Sources tell the Chicago Sun-Times that FBI Special-Agent-in-Charge Cory Nelson, 51, is retiring from his post as head honcho.
With U.S. Attorney appointee Zach Fardon still to be confirmed by the Senate, Nelson’s surprise announcement would leave Chicago’s two top federal positions unfilled by permanent employees.
Nelson, who has held a remarkably low public profile since arriving in Chicago — even by FBI standards — notified the bureau on Wednesday of his intentions to move into the private sector in a position out of state, sources said. He had not granted media interviews in a time that Chicago Police Supt. Garry McCarthy was often in the spotlight.
Nelson came on board after long-time Chicago chief Rob Grant retired last year, following an eight-year stint.
Reached early Thursday, FBI spokeswoman Joan Hyde declined comment.
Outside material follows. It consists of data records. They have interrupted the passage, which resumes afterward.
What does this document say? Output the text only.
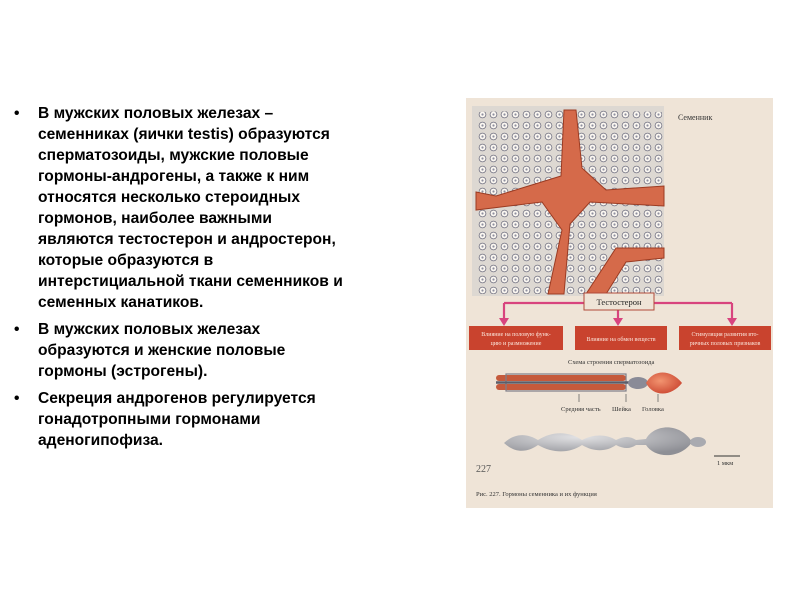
• В мужских половых железах – семенниках (яички testis) образуются сперматозоиды, мужские половые гормоны-андрогены, а также к ним относятся несколько стероидных гормонов, наиболее важными являются тестостерон и андростерон, которые образуются в интерстициальной ткани семенников и семенных канатиков.
• В мужских половых железах образуются и женские половые гормоны (эстрогены).
• Секреция андрогенов регулируется гонадотропными гормонами аденогипофиза.
Семенник
Тестостерон
Влияние на половую функ-
цию и размножение
Влияние на обмен веществ
Стимуляция развития вто-
ричных половых признаков
Схема строения сперматозоида
Средняя часть Шейка Головка
227
1 мкм
Рис. 227. Гормоны семенника и их функция
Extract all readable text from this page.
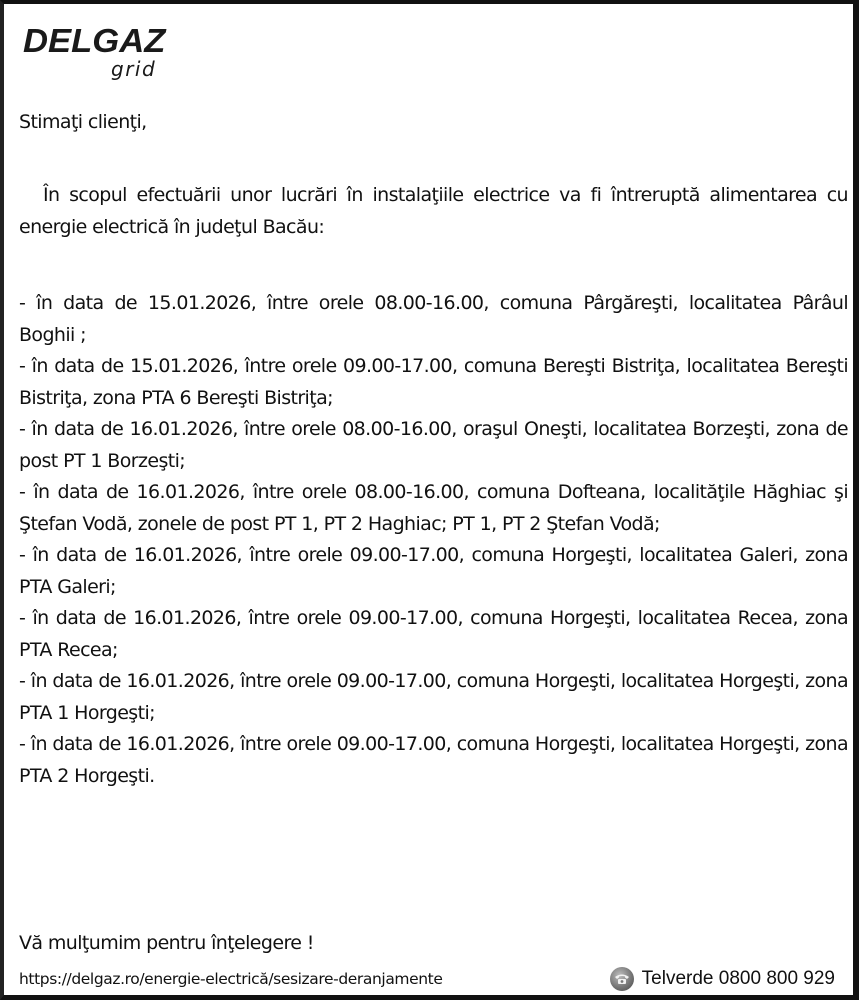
DELGAZ
grid
Stimaţi clienţi,
În scopul efectuării unor lucrări în instalaţiile electrice va fi întreruptă alimentarea cu energie electrică în judeţul Bacău:
- în data de 15.01.2026, între orele 08.00-16.00, comuna Pârgăreşti, localitatea Pârâul Boghii ;
- în data de 15.01.2026, între orele 09.00-17.00, comuna Bereşti Bistriţa, localitatea Bereşti Bistriţa, zona PTA 6 Bereşti Bistriţa;
- în data de 16.01.2026, între orele 08.00-16.00, oraşul Oneşti, localitatea Borzeşti, zona de post PT 1 Borzeşti;
- în data de 16.01.2026, între orele 08.00-16.00, comuna Dofteana, localităţile Hăghiac şi Ştefan Vodă, zonele de post PT 1, PT 2 Haghiac; PT 1, PT 2 Ştefan Vodă;
- în data de 16.01.2026, între orele 09.00-17.00, comuna Horgeşti, localitatea Galeri, zona PTA Galeri;
- în data de 16.01.2026, între orele 09.00-17.00, comuna Horgeşti, localitatea Recea, zona PTA Recea;
- în data de 16.01.2026, între orele 09.00-17.00, comuna Horgeşti, localitatea Horgeşti, zona PTA 1 Horgeşti;
- în data de 16.01.2026, între orele 09.00-17.00, comuna Horgeşti, localitatea Horgeşti, zona PTA 2 Horgeşti.
Vă mulţumim pentru înţelegere !
https://delgaz.ro/energie-electrică/sesizare-deranjamente	Telverde 0800 800 929
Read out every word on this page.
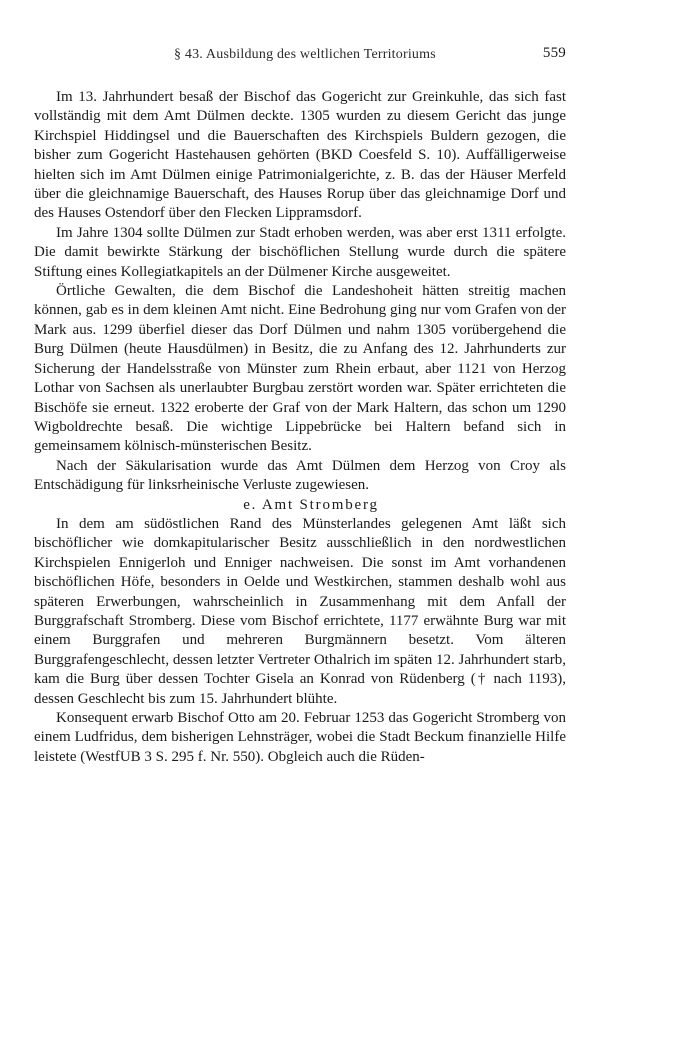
§ 43. Ausbildung des weltlichen Territoriums	559

Im 13. Jahrhundert besaß der Bischof das Gogericht zur Greinkuhle, das sich fast vollständig mit dem Amt Dülmen deckte. 1305 wurden zu diesem Gericht das junge Kirchspiel Hiddingsel und die Bauerschaften des Kirchspiels Buldern gezogen, die bisher zum Gogericht Hastehausen gehörten (BKD Coesfeld S. 10). Auffälligerweise hielten sich im Amt Dülmen einige Patrimonialgerichte, z. B. das der Häuser Merfeld über die gleichnamige Bauerschaft, des Hauses Rorup über das gleichnamige Dorf und des Hauses Ostendorf über den Flecken Lippramsdorf.

Im Jahre 1304 sollte Dülmen zur Stadt erhoben werden, was aber erst 1311 erfolgte. Die damit bewirkte Stärkung der bischöflichen Stellung wurde durch die spätere Stiftung eines Kollegiatkapitels an der Dülmener Kirche ausgeweitet.

Örtliche Gewalten, die dem Bischof die Landeshoheit hätten streitig machen können, gab es in dem kleinen Amt nicht. Eine Bedrohung ging nur vom Grafen von der Mark aus. 1299 überfiel dieser das Dorf Dülmen und nahm 1305 vorübergehend die Burg Dülmen (heute Hausdülmen) in Besitz, die zu Anfang des 12. Jahrhunderts zur Sicherung der Handelsstraße von Münster zum Rhein erbaut, aber 1121 von Herzog Lothar von Sachsen als unerlaubter Burgbau zerstört worden war. Später errichteten die Bischöfe sie erneut. 1322 eroberte der Graf von der Mark Haltern, das schon um 1290 Wigboldrechte besaß. Die wichtige Lippebrücke bei Haltern befand sich in gemeinsamem kölnisch-münsterischen Besitz.

Nach der Säkularisation wurde das Amt Dülmen dem Herzog von Croy als Entschädigung für linksrheinische Verluste zugewiesen.

e. Amt Stromberg

In dem am südöstlichen Rand des Münsterlandes gelegenen Amt läßt sich bischöflicher wie domkapitularischer Besitz ausschließlich in den nordwestlichen Kirchspielen Ennigerloh und Enniger nachweisen. Die sonst im Amt vorhandenen bischöflichen Höfe, besonders in Oelde und Westkirchen, stammen deshalb wohl aus späteren Erwerbungen, wahrscheinlich in Zusammenhang mit dem Anfall der Burggrafschaft Stromberg. Diese vom Bischof errichtete, 1177 erwähnte Burg war mit einem Burggrafen und mehreren Burgmännern besetzt. Vom älteren Burggrafengeschlecht, dessen letzter Vertreter Othalrich im späten 12. Jahrhundert starb, kam die Burg über dessen Tochter Gisela an Konrad von Rüdenberg († nach 1193), dessen Geschlecht bis zum 15. Jahrhundert blühte.

Konsequent erwarb Bischof Otto am 20. Februar 1253 das Gogericht Stromberg von einem Ludfridus, dem bisherigen Lehnsträger, wobei die Stadt Beckum finanzielle Hilfe leistete (WestfUB 3 S. 295 f. Nr. 550). Obgleich auch die Rüden-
Insiders speculate that a combination of factors would likely lead to more such resignations throughout the country. For one, the cutbacks tied to the sequester had a stranglehold on bonuses that were once available to the FBI tops in field offices Also, President Barack Obama’s nomination of James Comey as the new FBI director is likely to mean a natural turnover of personnel who were close to previous FBI Director Robert Mueller.
It was immediately unclear how two changes at the top in Chicago in less than a year would affect the office that historically has had one of the most active public corruption units in the country.
On the prosecution side, the U.S. Attorney’s Office is also headed for change as it awaits confirmation of Zach Fardon at the helm in Chicago. Longtime hard-charging prosecutor Patrick Fitzgerald retired last year.